Indeed Moby/Patrick is a gentleman of the finest order and we've shaken hands and shared a cold beverage a time or two for sure. I believe we must have met close to a decade back now, but hopefully he'll know that date for certain.
Geographically, he's just behind the notch in the mountain - behind the big cliff on the right - in the top photo.
The cliff is known as McIntyre Bluff, where as legend has it, one group of First Nations folks drove another group of less than welcome First Nations folks over the edge.....
It was a territorial dispute of some importance - as in the buffalo grounds on the prairies, good fishing spots meant survival here in southern BC and were hotly contested.
Before it was dammed off to control flooding further downstream in the US, the water fall at Okanagan Falls was one such place where if you and your family group held it, you would be assured of enough food for the winter. If not, well then maybe one starved.
Such was life before the white fur traders came and traded firearms to some of the locals, enabling them to hold the falls and maintain both a livelihood as well as future bargaining rights with the fur trader's descendants.
Speaking of fur traders, the fur used to move through the Interior here on horse pack trains, some of them up to 300 plus horses. As a stock man, I know your mind reels too when thinking about supplying nightly grazing for 300 tired head of pack horses - much less unloading them all. Then of course there's the morning chores of wrangling the herd and throwing 300 diamond hitches....

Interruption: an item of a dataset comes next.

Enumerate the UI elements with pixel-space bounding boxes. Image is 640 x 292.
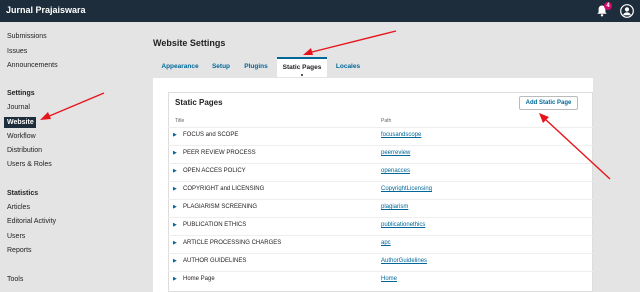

All on the road down to the Hudson's Bay Company fort at the mouth of the Columbia - Fort Vancouver I believe it would have been. https://oregonencyclopedia.org/articles/hudson_s_bay_company/#.XeR0-ZNKiUk
When the US and Britain began to settle on the 49th parallel as a dividing line, the good folks down there - mostly Scotsmen I'd think - made their way north. One of which was my buddy's grandfather, who settled up here doing some gold mining first and then going into farming/ranching.
Anyway although it's comparatively recent history, it's the history of the area Moby and I call home.
All the best to you folks as we head into winter wabigoon.